2012.04.14

カザフスタンのジュニア&カデット選手が全日本合宿に参加

※本記事は日本レスリング協会に掲載されていたものです。

日本チームの前であいさつするカザフスタン・チーム

 4月13日から始まった全日本女子チームの合宿(東京・味の素トレーニングセンター)にカザフスタンのカデット3選手、ジュニア4選手が参加した。チームは4月9日に来日し、東京・安部学院高ほかで練習していたが、この日から全日本合宿に合流。21~22日のJOC杯(神奈川・横浜文化体育館)を見学するなどして30日に帰国する。

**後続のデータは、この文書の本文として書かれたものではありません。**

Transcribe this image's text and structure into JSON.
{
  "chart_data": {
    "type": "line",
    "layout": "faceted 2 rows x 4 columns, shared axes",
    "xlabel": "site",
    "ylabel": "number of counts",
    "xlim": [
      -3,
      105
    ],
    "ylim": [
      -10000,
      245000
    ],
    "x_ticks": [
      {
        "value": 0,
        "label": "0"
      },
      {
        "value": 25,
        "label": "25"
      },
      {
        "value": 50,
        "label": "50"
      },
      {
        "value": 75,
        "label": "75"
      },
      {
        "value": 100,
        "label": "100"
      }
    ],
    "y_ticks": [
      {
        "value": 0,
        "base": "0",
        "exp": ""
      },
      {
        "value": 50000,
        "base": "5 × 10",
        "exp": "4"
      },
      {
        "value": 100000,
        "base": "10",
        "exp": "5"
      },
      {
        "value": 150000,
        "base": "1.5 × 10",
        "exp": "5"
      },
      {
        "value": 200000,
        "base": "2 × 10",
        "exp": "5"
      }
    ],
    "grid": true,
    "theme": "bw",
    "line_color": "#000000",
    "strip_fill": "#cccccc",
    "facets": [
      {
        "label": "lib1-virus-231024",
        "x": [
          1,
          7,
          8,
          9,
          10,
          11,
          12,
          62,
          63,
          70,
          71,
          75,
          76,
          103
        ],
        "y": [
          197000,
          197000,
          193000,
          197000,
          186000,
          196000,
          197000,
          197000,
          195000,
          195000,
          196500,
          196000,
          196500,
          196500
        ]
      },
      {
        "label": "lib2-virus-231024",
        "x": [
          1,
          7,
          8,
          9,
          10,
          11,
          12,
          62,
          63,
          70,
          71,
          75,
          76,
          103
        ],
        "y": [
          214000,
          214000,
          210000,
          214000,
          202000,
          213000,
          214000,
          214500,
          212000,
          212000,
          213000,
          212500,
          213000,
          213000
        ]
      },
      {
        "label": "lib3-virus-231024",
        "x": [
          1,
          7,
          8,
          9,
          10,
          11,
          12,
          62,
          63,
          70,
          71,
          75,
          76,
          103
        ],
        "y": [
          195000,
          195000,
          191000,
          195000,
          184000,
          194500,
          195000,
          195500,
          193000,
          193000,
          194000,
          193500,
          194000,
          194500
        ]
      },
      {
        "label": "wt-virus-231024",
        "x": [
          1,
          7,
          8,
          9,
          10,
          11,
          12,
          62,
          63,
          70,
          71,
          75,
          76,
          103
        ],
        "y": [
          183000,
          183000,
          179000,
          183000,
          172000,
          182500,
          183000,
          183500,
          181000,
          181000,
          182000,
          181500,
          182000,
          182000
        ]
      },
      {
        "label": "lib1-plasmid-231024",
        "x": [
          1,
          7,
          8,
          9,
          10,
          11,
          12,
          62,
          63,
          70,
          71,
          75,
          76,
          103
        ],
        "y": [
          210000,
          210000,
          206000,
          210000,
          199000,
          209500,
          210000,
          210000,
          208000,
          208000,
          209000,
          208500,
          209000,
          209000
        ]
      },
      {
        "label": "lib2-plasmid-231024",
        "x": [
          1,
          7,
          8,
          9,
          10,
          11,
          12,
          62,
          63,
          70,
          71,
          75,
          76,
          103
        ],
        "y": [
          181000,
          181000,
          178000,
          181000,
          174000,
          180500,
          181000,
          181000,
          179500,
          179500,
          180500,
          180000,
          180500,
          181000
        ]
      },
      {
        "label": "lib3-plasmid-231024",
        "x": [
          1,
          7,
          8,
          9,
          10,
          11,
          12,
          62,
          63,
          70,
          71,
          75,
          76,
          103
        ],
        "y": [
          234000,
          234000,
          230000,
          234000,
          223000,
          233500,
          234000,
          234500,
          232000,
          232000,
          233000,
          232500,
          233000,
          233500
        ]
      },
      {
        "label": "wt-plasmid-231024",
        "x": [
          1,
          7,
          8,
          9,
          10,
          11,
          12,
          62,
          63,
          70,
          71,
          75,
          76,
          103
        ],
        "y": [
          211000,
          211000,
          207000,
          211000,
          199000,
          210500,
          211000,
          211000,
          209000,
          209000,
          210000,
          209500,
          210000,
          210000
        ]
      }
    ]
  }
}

 ブラト・ヌルムカムベトフ監督は「昨年の世界選手権で日本は3階級で優勝し、女子レスリングの世界のリーダーです。どんな練習をしているのか、ぜひ見たいと思いました」と遠征の目的を話し、この日からの全日本合宿が楽しみな様子。

 カザフスタンの女子は、1993年にジュニアとシニアの世界女子選手権に出場し、ソ連から独立した直後に取り組んでいたが、実力的には世界トップには程遠かった。2003年のアジア選手権72kg級でスベトラーナ・シェビチナゾフが世界と大陸の選手権で初めてチャンピオンに輝いたが、2004年のアテネ五輪出場はなし。

 2006年世界ジュニア選手権63kg級でイェレナ・シャリギナが2位となって、ようやく世界のトップが見え、2007年の世界選手権ではロシアから国籍を変えた選手も含めて「銀1・銅2」を獲得。2008年北京五輪でもシャリギナが銅メダルを取り、世界トップの一角を占めるようになった。

ブラト・ヌルムカムベトフ監督と娘であり心理理学者のメディナさん

 女子の競技人口はカデットからシニアで約150人。国土が広いため、国全体からトップ選手が集まって練習することがなかなかできないという。今回の五輪アジア予選があった首都のアスタナと以前の首都のアルマトイ(道路で約1400km=道路で東京~鹿児島に匹敵)の選手が一緒に練習する機会はほとんどなく、「それが大きな問題です」(ヌルムカムベトフ監督)という。

 ただ、男子も強い国だけに、男子との練習で実力を上げているという面もあるという。自分のいる地域で同レベルの実力を持った女子選手がおらず、スパーリングはほとんど男子選手とやる選手もいるそうで、多くの女子選手と練習できる今回の遠征は貴重な経験になりそうだ。

 カザフスタンは5月26~27日に東京で行われる女子ワールドカップには参加できないが、その直前にはシニア・チームが来日し、日本の胸を借りてロンドン五輪での勝利を目指すという。ヌルムカムベトフ監督は「ジルジ・イゴシナ(48kg級)、イェレナ・シャリギナ(63kg級)、グゼル・マニュロバ(72kg級)の中から金メダルを取ることを期待しています」と話し、同国女子レスリングの発展を誓った。